Brian Muirhead told an audience of security professionals that his success has come from an environment that tempered big risks with relentless testing, preparation and creativity.
Serving as chief engineer at the JPL in Pasadena, California, Muirhead has helped to lead the teams that built, launched and landed the Sojourner, Spirit and Curiosity Mars rovers among numerous other missions to the red planet.
In doing so, Muirhead has helped to spearhead an era in which the US Space Agency has undertaken ambitious new missions while operating in shorter timeframes and on smaller budgets. That process, says Muirhead, has required a management style that places a premium on creativity and precision.
Muirhead said that many of the breakthroughs in the mission have come from building a staff based not on IQ, but on EQ (Emotional Intelligence Quotient) – a combination of drive, judgement and resilience, which will allow engineers to develop and follow through on new technologies.
“I'm looking for EQ, I'm looking for people with that drive and passion,” he explained.
Risk management also played a major role in the missions.
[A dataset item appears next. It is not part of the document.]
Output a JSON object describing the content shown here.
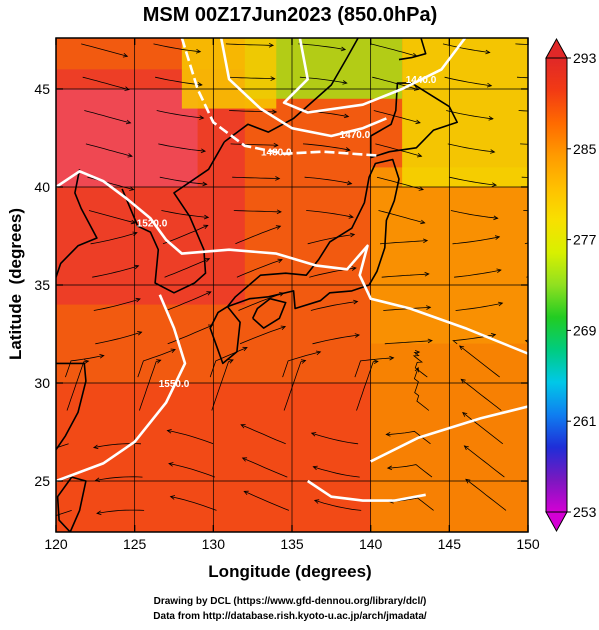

The descent of the 900kg Curiosity rover consisted of a complex series of manoeuvres, which were famously billed as “seven minutes of terror”.
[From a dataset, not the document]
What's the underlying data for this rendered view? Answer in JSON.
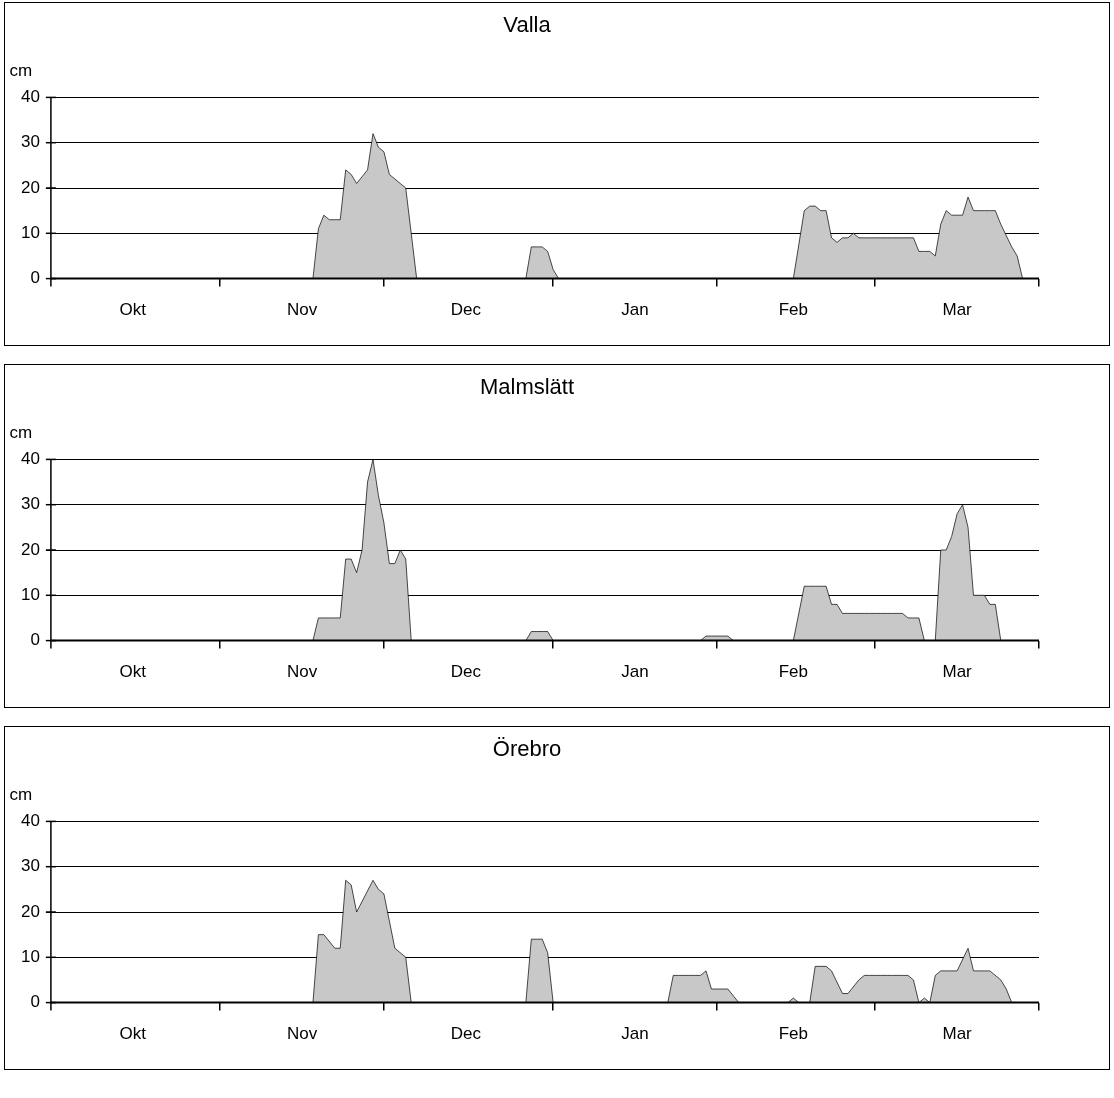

To help temper that risk, Muirhead and his team stuck to an extensive testing regime, ensuring that the many phases and components of the lander and rover were able to function under multiple scenarios.
“We let ourselves know, we let the management know and we let the public know that we've done everything we can do,” he said. “But there is still inherent risk in what we do.”
Muirhead himself sees management as a mixture of both maintaining a team and making their jobs easier to do, a concept he refers to as "grease and glue".
“Glue keeps the team together, which is important, but I think more importantly its the grease, we break the barriers, we cut the red tape.”